My story with Ellen: inspiring the original inspirer
I recently got a call from my former teacher, Ellen. We hadn’t talked in nearly 30 years. She had heard about my work with the BAND Foundation and my love of grasslands. Ellen was trying to raise enough money to help the Arkansas Natural Heritage Commission purchase a 2.5 acre tract of virgin prairie adjacent to Searles Prairie, that site she had taken me to all those years ago. The land around the prairie had become very expensive since I was a kid, thanks to development and urban sprawl.

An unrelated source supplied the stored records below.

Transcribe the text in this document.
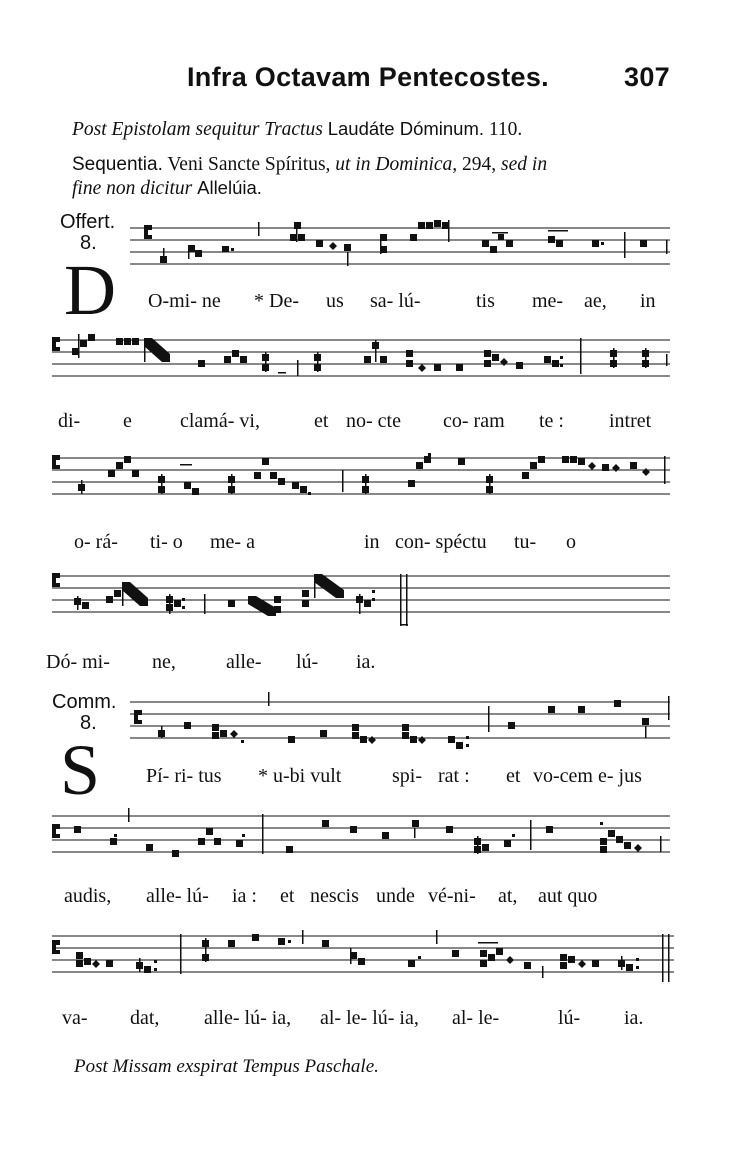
Infra Octavam Pentecostes.	307
Post Epistolam sequitur Tractus Laudáte Dóminum. 110.
Sequentia. Veni Sancte Spíritus, ut in Dominica, 294, sed in
fine non dicitur Allelúia.
Offert.
8.
D O-mi- ne * De- us sa- lú-	tis me- ae, in
di- e clamá- vi,	et no- cte co- ram te : intret
o- rá- ti- o me- a	in con- spéctu tu- o
Dó- mi- ne,	alle- lú- ia.
Comm.
8.
S Pí- ri- tus * u-bi vult	spi- rat : et vo-cem e- jus
audis, alle- lú- ia : et nescis unde vé-ni- at, aut quo
va- dat, alle- lú- ia, al- le- lú- ia, al- le-	lú- ia.
Post Missam exspirat Tempus Paschale.
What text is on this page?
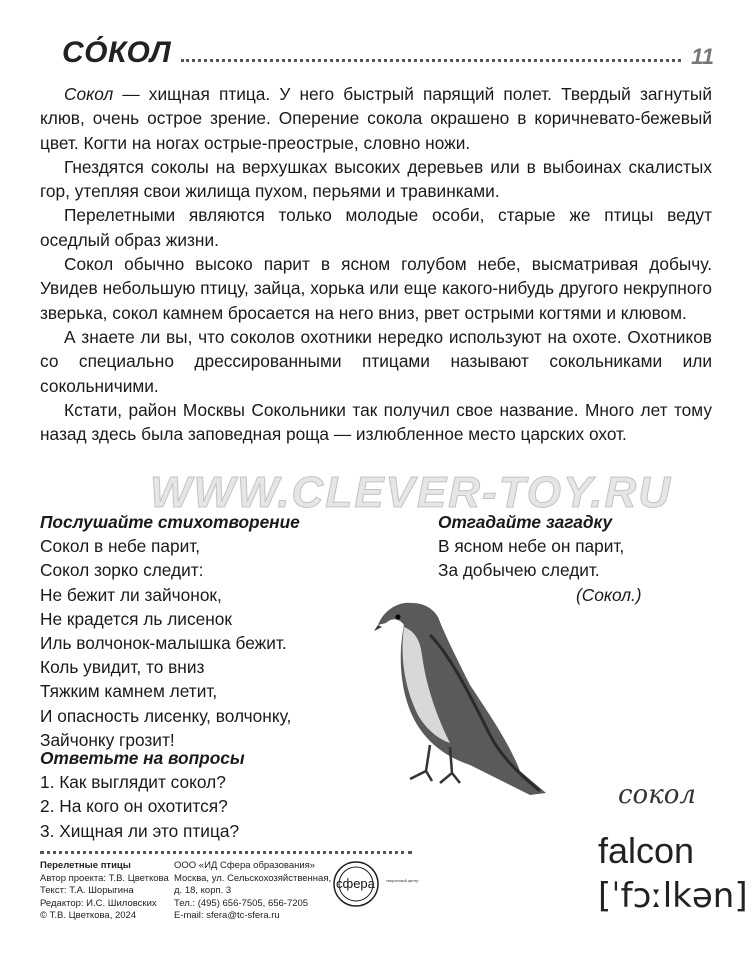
СО́КОЛ	11

Сокол — хищная птица. У него быстрый парящий полет. Твердый загнутый клюв, очень острое зрение. Оперение сокола окрашено в коричневато-бежевый цвет. Когти на ногах острые-преострые, словно ножи.

Гнездятся соколы на верхушках высоких деревьев или в выбоинах скалистых гор, утепляя свои жилища пухом, перьями и травинками.

Перелетными являются только молодые особи, старые же птицы ведут оседлый образ жизни.

Сокол обычно высоко парит в ясном голубом небе, высматривая добычу. Увидев небольшую птицу, зайца, хорька или еще какого-нибудь другого некрупного зверька, сокол камнем бросается на него вниз, рвет острыми когтями и клювом.

А знаете ли вы, что соколов охотники нередко используют на охоте. Охотников со специально дрессированными птицами называют сокольниками или сокольничими.

Кстати, район Москвы Сокольники так получил свое название. Много лет тому назад здесь была заповедная роща — излюбленное место царских охот.

WWW.CLEVER-TOY.RU
Послушайте стихотворение
Сокол в небе парит,
Сокол зорко следит:
Не бежит ли зайчонок,
Не крадется ль лисенок
Иль волчонок-малышка бежит.
Коль увидит, то вниз
Тяжким камнем летит,
И опасность лисенку, волчонку,
Зайчонку грозит!
Ответьте на вопросы
1. Как выглядит сокол?
2. На кого он охотится?
3. Хищная ли это птица?
Отгадайте загадку
В ясном небе он парит,
За добычею следит.
(Сокол.)
сокол
falcon
[ˈfɔːlkən]
Перелетные птицы
Автор проекта: Т.В. Цветкова
Текст: Т.А. Шорыгина
Редактор: И.С. Шиловских
© Т.В. Цветкова, 2024
ООО «ИД Сфера образования»
Москва, ул. Сельскохозяйственная,
д. 18, корп. 3
Тел.: (495) 656-7505, 656-7205
E-mail: sfera@tc-sfera.ru
сфера	творческий центр
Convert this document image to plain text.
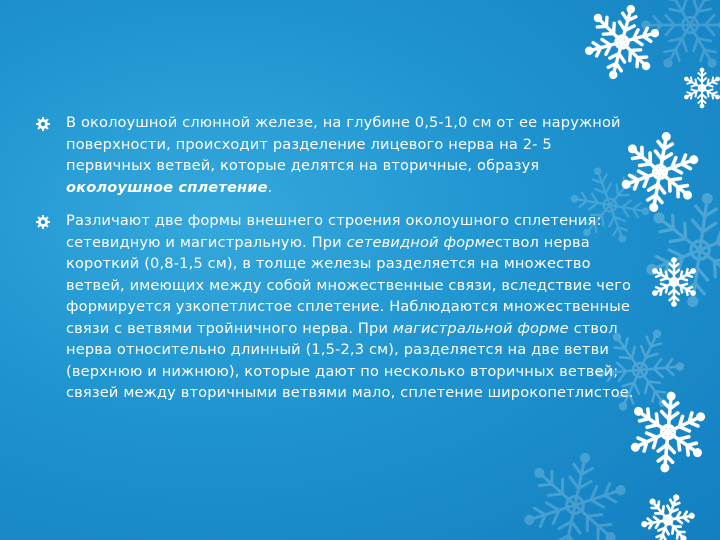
В околоушной слюнной железе, на глубине 0,5-1,0 см от ее наружной поверхности, происходит разделение лицевого нерва на 2- 5 первичных ветвей, которые делятся на вторичные, образуя околоушное сплетение.
Различают две формы внешнего строения околоушного сплетения: сетевидную и магистральную. При сетевидной формествол нерва короткий (0,8-1,5 см), в толще железы разделяется на множество ветвей, имеющих между собой множественные связи, вследствие чего формируется узкопетлистое сплетение. Наблюдаются множественные связи с ветвями тройничного нерва. При магистральной форме ствол нерва относительно длинный (1,5-2,3 см), разделяется на две ветви (верхнюю и нижнюю), которые дают по несколько вторичных ветвей; связей между вторичными ветвями мало, сплетение широкопетлистое.
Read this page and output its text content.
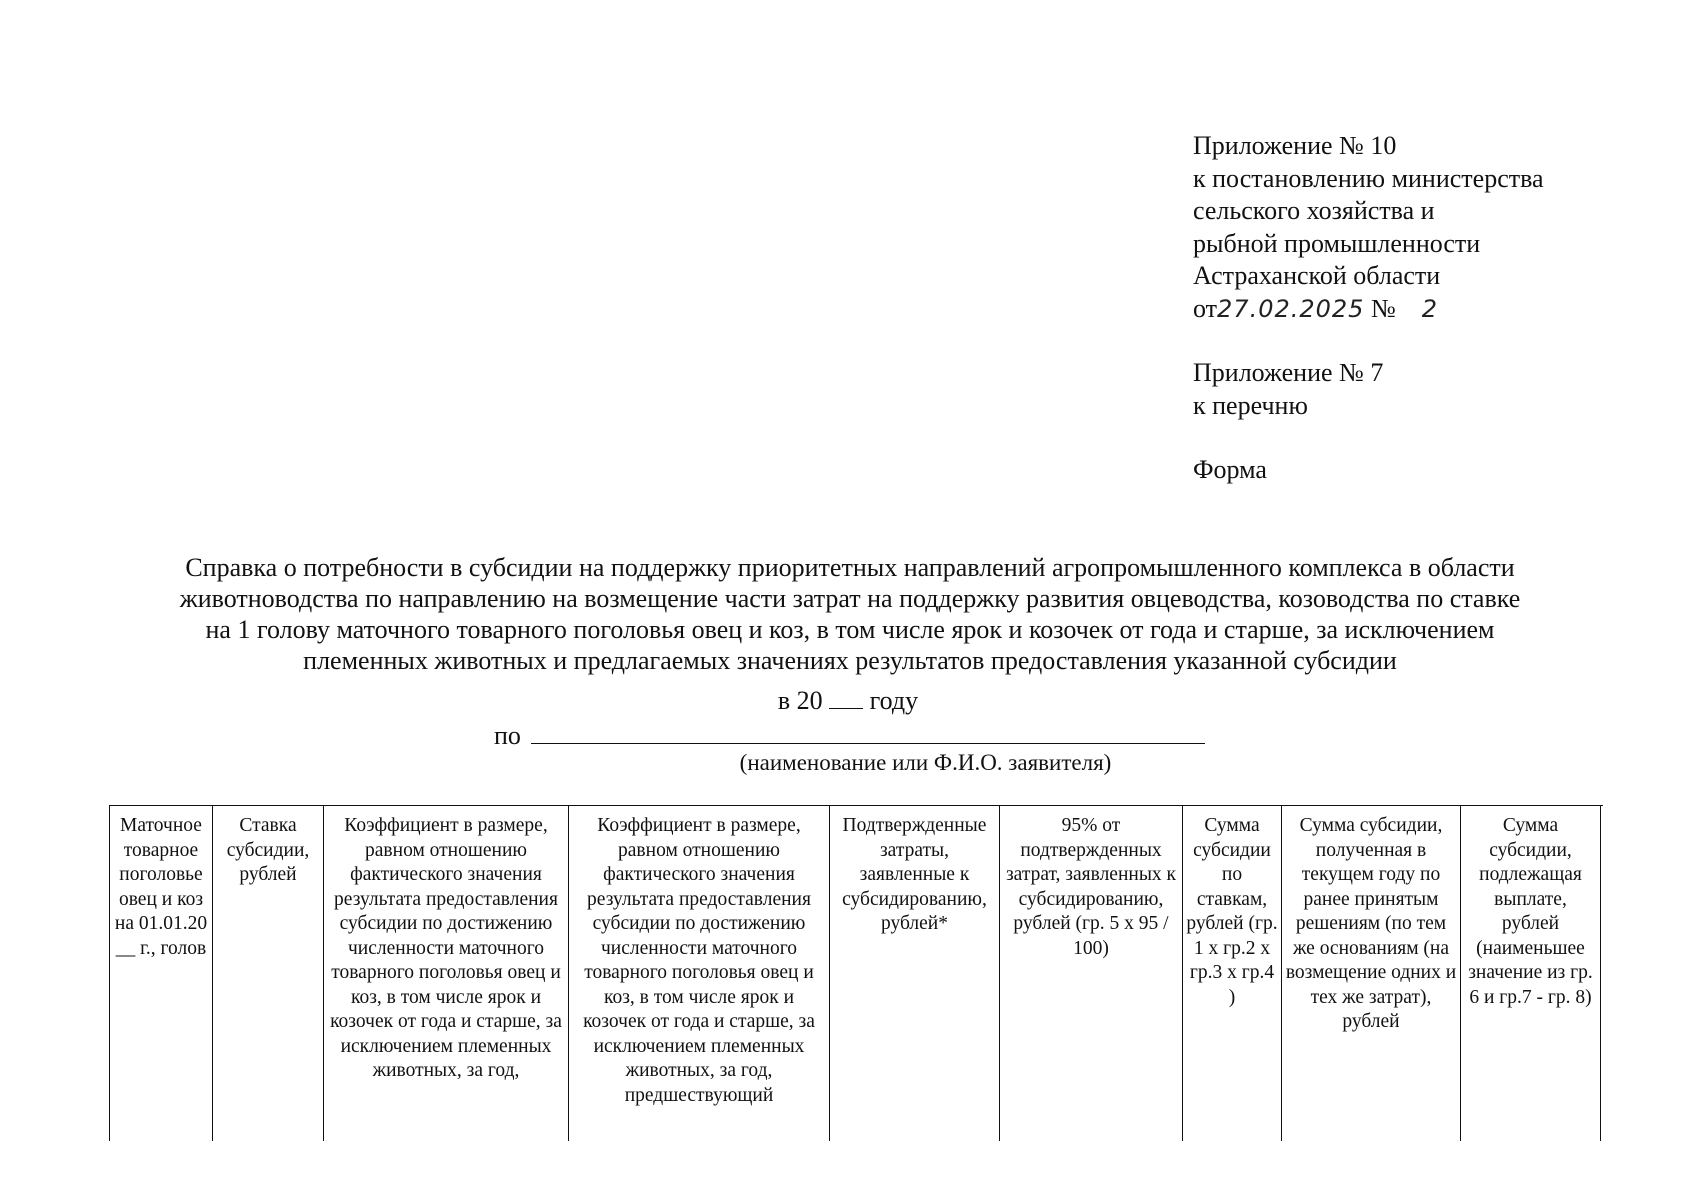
Приложение № 10
к постановлению министерства
сельского хозяйства и
рыбной промышленности
Астраханской области
от27.02.2025 № 2
Приложение № 7
к перечню
Форма
Справка о потребности в субсидии на поддержку приоритетных направлений агропромышленного комплекса в области
животноводства по направлению на возмещение части затрат на поддержку развития овцеводства, козоводства по ставке
на 1 голову маточного товарного поголовья овец и коз, в том числе ярок и козочек от года и старше, за исключением
племенных животных и предлагаемых значениях результатов предоставления указанной субсидии
в 20 году
по
(наименование или Ф.И.О. заявителя)
Маточное товарное поголовье овец и коз на 01.01.20 __ г., голов
Ставка субсидии, рублей
Коэффициент в размере, равном отношению фактического значения результата предоставления субсидии по достижению численности маточного товарного поголовья овец и коз, в том числе ярок и козочек от года и старше, за исключением племенных животных, за год,
Коэффициент в размере, равном отношению фактического значения результата предоставления субсидии по достижению численности маточного товарного поголовья овец и коз, в том числе ярок и козочек от года и старше, за исключением племенных животных, за год, предшествующий
Подтвержденные затраты, заявленные к субсидированию, рублей*
95% от подтвержденных затрат, заявленных к субсидированию, рублей (гр. 5 x 95 / 100)
Сумма субсидии по ставкам, рублей (гр. 1 x гр.2 x гр.3 x гр.4 )
Сумма субсидии, полученная в текущем году по ранее принятым решениям (по тем же основаниям (на возмещение одних и тех же затрат), рублей
Сумма субсидии, подлежащая выплате, рублей (наименьшее значение из гр. 6 и гр.7 - гр. 8)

I told her my story, how my love of grasslands had started with her and with that first trip to Searles. I pledged an amount toward her fundraising, but she later told me it was that story that was the most useful thing I could have given. Ellen used my story—our story—to inspire others to give, and Ellen raised everything she needed. Now Searles Prairie will be a little bit bigger, in part because she took the time to teach a kid how important grasslands are.
I recently had a chance to see Ellen in person. She and her husband, Tom McClure, were in New York for a week. I suggested a field trip to the Hempstead Plains, and Ellen and I got to walk through a prairie together once again, my old teacher telling me the names of plants (“Oh look, there’s blue-eyed grass!”). Only this time, I got to point out a few things to her as well.
Banner photo shows Searles Prairie in 2019. Photo: Eric Fuselier.